Friday, November 28, 2008

Study: Narcissistic Personalities On The Rise

You're so vain, you probably think this post is about you.

Are we more vain these day? Too much self-esteem? YouTube's slogan is "Broadcast yourself", Time magazine declared that the 2006 Person of the Year was "You" complete with a mirror on the cover.

There are studies on this, believe it or not. Some say yes, some say not so much.

A blogger known as the Last Psychiatrist favors the more damning study, which found that scores by college students on the Narcissistic Personality Inventory have risen 13 percent since 1980; that two thirds of students in 2006 scored higher on the survey than students in 1980; and (ouch!) that the 2006 students were no less narcissistic than 200 celebrities profiled in yet another recent study.

What do the studies say is the consequence, for instance, of all this narcissism among our kids?
"A trend among college students toward "hooking up" rather than...relationships;"

81% of students thought " getting rich was among their generations most important goals" (rich is the new porn);

51% said it was getting famous
Not the craziest data ever. The studies say Narcissism doesn't mean you're bad, though, just that you think you're the main character in your own movie. Maybe that movie is about a woman who works for a non-profit but manages to date the President. [In defense, crime is down; volunteerism is up.]

So the consequences are debatable, the cause is more illusive:
I don't know what caused those kids to be more narcissistic than the 80s kids, but I do know what happened to those 90s kids after college: they became adults. And they became the custodians of the world, and, they demanded entertainment that suited them. Music, movies, internet, technology-- all that was aimed at them, not the next group of college kids. Unfortunately for the next college kids, there was nothing else to watch. The 30 year old in 2000 wanted to watch Survivor and The Bachelor, so everyone had to watch Survivor and The Bachelor, and it's changed cognition: even kids who have never watched those shows still uses the phrase "voted off" and "immunity."

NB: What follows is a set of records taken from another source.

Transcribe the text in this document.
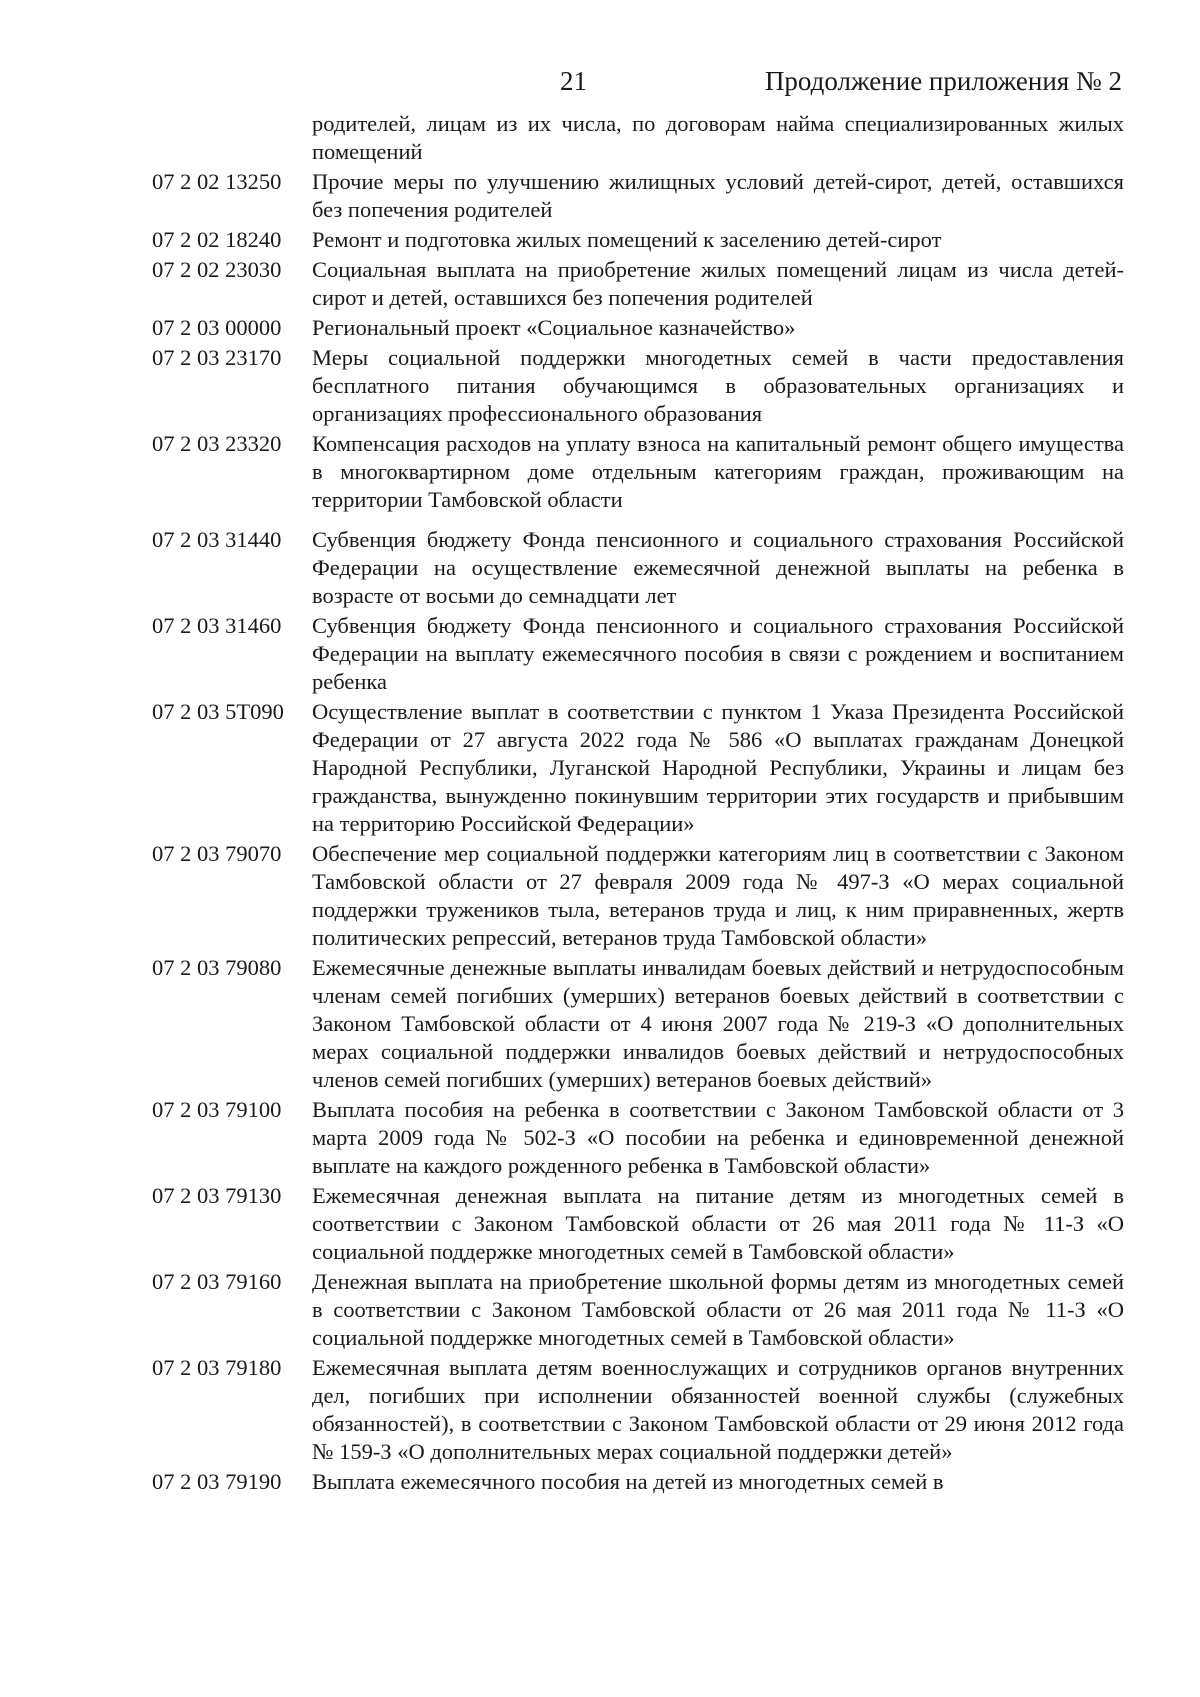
21	Продолжение приложения № 2
родителей, лицам из их числа, по договорам найма специализированных жилых помещений
07 2 02 13250	Прочие меры по улучшению жилищных условий детей-сирот, детей, оставшихся без попечения родителей
07 2 02 18240	Ремонт и подготовка жилых помещений к заселению детей-сирот
07 2 02 23030	Социальная выплата на приобретение жилых помещений лицам из числа детей-сирот и детей, оставшихся без попечения родителей
07 2 03 00000	Региональный проект «Социальное казначейство»
07 2 03 23170	Меры социальной поддержки многодетных семей в части предоставления бесплатного питания обучающимся в образовательных организациях и организациях профессионального образования
07 2 03 23320	Компенсация расходов на уплату взноса на капитальный ремонт общего имущества в многоквартирном доме отдельным категориям граждан, проживающим на территории Тамбовской области
07 2 03 31440	Субвенция бюджету Фонда пенсионного и социального страхования Российской Федерации на осуществление ежемесячной денежной выплаты на ребенка в возрасте от восьми до семнадцати лет
07 2 03 31460	Субвенция бюджету Фонда пенсионного и социального страхования Российской Федерации на выплату ежемесячного пособия в связи с рождением и воспитанием ребенка
07 2 03 5Т090	Осуществление выплат в соответствии с пунктом 1 Указа Президента Российской Федерации от 27 августа 2022 года № 586 «О выплатах гражданам Донецкой Народной Республики, Луганской Народной Республики, Украины и лицам без гражданства, вынужденно покинувшим территории этих государств и прибывшим на территорию Российской Федерации»
07 2 03 79070	Обеспечение мер социальной поддержки категориям лиц в соответствии с Законом Тамбовской области от 27 февраля 2009 года № 497-З «О мерах социальной поддержки тружеников тыла, ветеранов труда и лиц, к ним приравненных, жертв политических репрессий, ветеранов труда Тамбовской области»
07 2 03 79080	Ежемесячные денежные выплаты инвалидам боевых действий и нетрудоспособным членам семей погибших (умерших) ветеранов боевых действий в соответствии с Законом Тамбовской области от 4 июня 2007 года № 219-З «О дополнительных мерах социальной поддержки инвалидов боевых действий и нетрудоспособных членов семей погибших (умерших) ветеранов боевых действий»
07 2 03 79100	Выплата пособия на ребенка в соответствии с Законом Тамбовской области от 3 марта 2009 года № 502-З «О пособии на ребенка и единовременной денежной выплате на каждого рожденного ребенка в Тамбовской области»
07 2 03 79130	Ежемесячная денежная выплата на питание детям из многодетных семей в соответствии с Законом Тамбовской области от 26 мая 2011 года № 11-З «О социальной поддержке многодетных семей в Тамбовской области»
07 2 03 79160	Денежная выплата на приобретение школьной формы детям из многодетных семей в соответствии с Законом Тамбовской области от 26 мая 2011 года № 11-З «О социальной поддержке многодетных семей в Тамбовской области»
07 2 03 79180	Ежемесячная выплата детям военнослужащих и сотрудников органов внутренних дел, погибших при исполнении обязанностей военной службы (служебных обязанностей), в соответствии с Законом Тамбовской области от 29 июня 2012 года № 159-З «О дополнительных мерах социальной поддержки детей»
07 2 03 79190	Выплата ежемесячного пособия на детей из многодетных семей в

And the 35 year old in 2005 became a parent, and that parent wanted school vouchers and great healthcare, but also lower taxes and to be able to eat out at restaurants once a week. ('The kids are with my mother.") Those parents want easy credit and a bigger house.
The study concludes:
"This trend is going to continue, frankly, until we either have a major recession, war, or my generation dies."
Do all three have to happen at the same time? We have 2 of the 3.